Сборы оказались долгими. Бран достал целую груду разнообразного охотничьего снаряжения, чистую, хоть и застиранную одежду, потом развёл в печи большой огонь и стал готовить густой отвар из хвои и листьев; от котла повалил густой пар, а Сухая Рука, разложив всю свою справу на деревянной решётке, вдвинул её в самые плотные слои остро пахнущих испарений. Когда же отвар остыл, он тщательно им натерся.
– Что смотришь? Давай, делай, как я, – бросил он удивленно глядевшему на него Хагену. – Когда идёшь в гости к другу, ты же приводишь себя в порядок?
Тан пожал плечами, но подчинился; наконец, когда всё было закончено, Бран повернулся к гостю:
– Сейчас, я жене сказать должен. Жди здесь. – Он шагнул к двери, но тут она сама распахнулась ему навстречу.
– И куда это ты собрался, хотела бы я знать? – послышался из тёмного проёма высокий женский голос. – Видано ль такое – на старости лет да все по лесам шастает, ровно тать! Дом в забросе, дрова кончаются, в колодце бревно раскрошилось, в курятнике дыра – того и гляди лиса повадится, а он, гляди-ка, снова в лес! И кто же это тебя, старого, опять с толку-то сбил, какой гость незваный?! – В продолжение этой речи Бран, слегка присев и разведя руки, медленно пятился назад, словно загораживая тана; Хаген же медленно поднялся; его душило бешенство: какая-то простолюдинка дерзает своими воплями вмешиваться в его дело! Что ж, она сейчас замолчит… Если её не заставит умолкнуть Сухая Рука, он, Хаген, сделает это сам.

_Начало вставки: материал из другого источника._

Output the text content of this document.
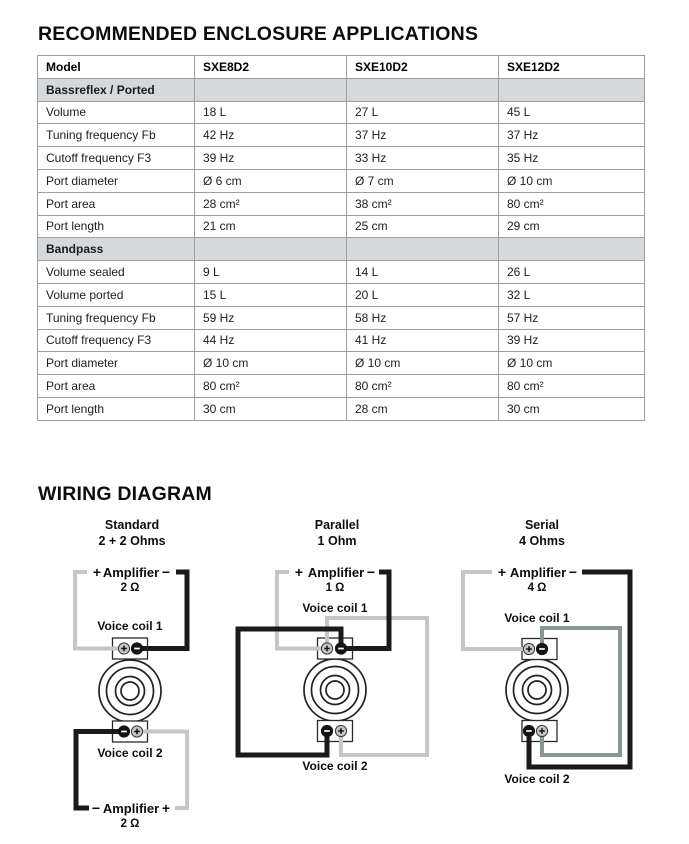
RECOMMENDED ENCLOSURE APPLICATIONS
Model	SXE8D2	SXE10D2	SXE12D2
Bassreflex / Ported			
Volume	18 L	27 L	45 L
Tuning frequency Fb	42 Hz	37 Hz	37 Hz
Cutoff frequency F3	39 Hz	33 Hz	35 Hz
Port diameter	Ø 6 cm	Ø 7 cm	Ø 10 cm
Port area	28 cm²	38 cm²	80 cm²
Port length	21 cm	25 cm	29 cm
Bandpass			
Volume sealed	9 L	14 L	26 L
Volume ported	15 L	20 L	32 L
Tuning frequency Fb	59 Hz	58 Hz	57 Hz
Cutoff frequency F3	44 Hz	41 Hz	39 Hz
Port diameter	Ø 10 cm	Ø 10 cm	Ø 10 cm
Port area	80 cm²	80 cm²	80 cm²
Port length	30 cm	28 cm	30 cm
WIRING DIAGRAM
Standard
2 + 2 Ohms
Parallel
1 Ohm
Serial
4 Ohms
+ Amplifier −
2 Ω
Voice coil 1
Voice coil 2
− Amplifier +
2 Ω
+ Amplifier −
1 Ω
Voice coil 1
Voice coil 2
+ Amplifier −
4 Ω
Voice coil 1
Voice coil 2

Однако не похоже было, что Бран в состоянии утихомирить свою жену. Он лишь растерянно бормотал что-то, виновато глядя на неё – маленькую, чуть полноватую, с закатанными до локтя рукавами рабочего скромного платья. Сухая Рука даже втянул голову в плечи – а его жена продолжала осыпать мужа отборной бранью, долго и нудно перечисляя не сделанную по дому работу, поминая свою жизнь, без сомнения, навсегда погубленную из-за этого лесного бродяги; видя, что Бран бездействует, тан наконец вмешался.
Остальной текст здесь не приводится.